Love can mean different things according to circumstances, the objects of affection, and the person experiencing the feeling. Correspondingly, many things can characterize love as well. Yet, one of the most common 'syndromes' is admiration, in other words, awe. Two poets George Gordon and Percy Bysshe Shelly describe such reverence in their poems "She Walks in Beauty" and "To a Skylark". In both of these poems the characters experience this felling. One experiences it towards a woman, another, towards a skylark. Even though the relationships between the characters and the objects of their affections are fundamentally different, the admiration that they feel is somewhat similar.
In "She Walks in Beauty" the character describes a woman. He is so taken by her beauty, that it is not even her physical appearance that captures him; it is her mere presence. In his description of her, the author draws comparisons and descriptions to this woman's beauty from everywhere in nature. In the first stanza of the poem he gives her a kind of a mystical and dream like quality by comparing her to the night. The description of the eyes and the face of this phantom of the night is breathtaking, yet, somehow disturbing. "And all that's best of dark and bright / Meet in her aspect and her eyes", a face that belong to a saint and a sinner at the same time is not meant to be seen by the human eyes (Byron, lines 3-4).

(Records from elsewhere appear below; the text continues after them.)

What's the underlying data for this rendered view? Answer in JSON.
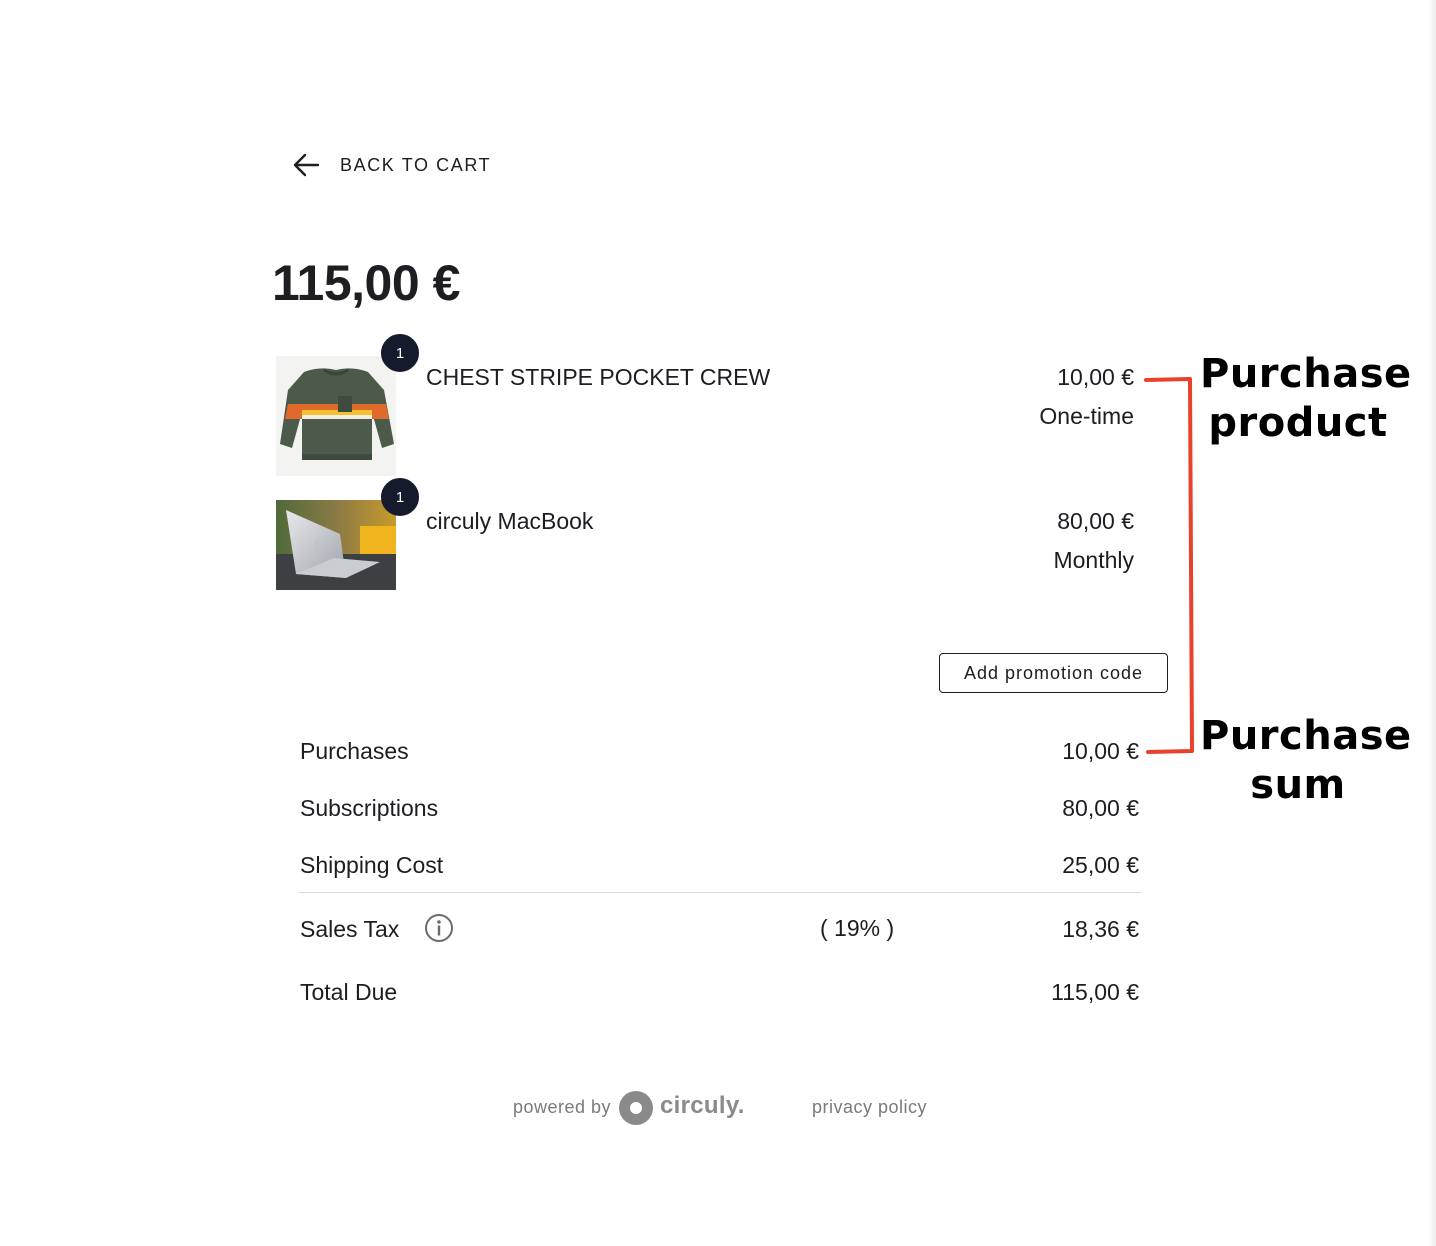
{
  "nav": {
    "back_label": "BACK TO CART"
  },
  "order": {
    "total": "115,00 €"
  },
  "items": [
    {
      "name": "CHEST STRIPE POCKET CREW",
      "quantity": "1",
      "price": "10,00 €",
      "period": "One-time",
      "image": "sweater"
    },
    {
      "name": "circuly MacBook",
      "quantity": "1",
      "price": "80,00 €",
      "period": "Monthly",
      "image": "laptop"
    }
  ],
  "promo": {
    "label": "Add promotion code"
  },
  "summary": {
    "purchases": {
      "label": "Purchases",
      "value": "10,00 €"
    },
    "subscriptions": {
      "label": "Subscriptions",
      "value": "80,00 €"
    },
    "shipping": {
      "label": "Shipping Cost",
      "value": "25,00 €"
    },
    "tax": {
      "label": "Sales Tax",
      "rate": "( 19% )",
      "value": "18,36 €",
      "icon": "info-icon"
    },
    "total_due": {
      "label": "Total Due",
      "value": "115,00 €"
    }
  },
  "footer": {
    "powered_by": "powered by",
    "brand": "circuly.",
    "privacy": "privacy policy"
  },
  "annotations": {
    "purchase_product": {
      "line1": "Purchase",
      "line2": "product"
    },
    "purchase_sum": {
      "line1": "Purchase",
      "line2": "sum"
    },
    "bracket_color": "#e8412c"
  }
}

The following two stanzas deal with this woman's beauty as well, but mostly they discuss her emotional being. To the author she appears calm, at peace with herself, pure and innocent in her affections. It is as though this woman is a child inside, uncomplicated and not hardened by the harsh realities of life. "A mind at peace with all below, / A heart whose love is innocent!" (Byron, lines 17-18). The line about her mind being at peace with all below can suggest one of two things. Either the author is trying to give her an air like quality, someone very light and gracious. Or, that she is above the rest of the human race in a sense that she is not concerned with earthly problems, and therefore is not bothered by them at all; since her spirituality is far more precious and she posses a true understanding of the universe.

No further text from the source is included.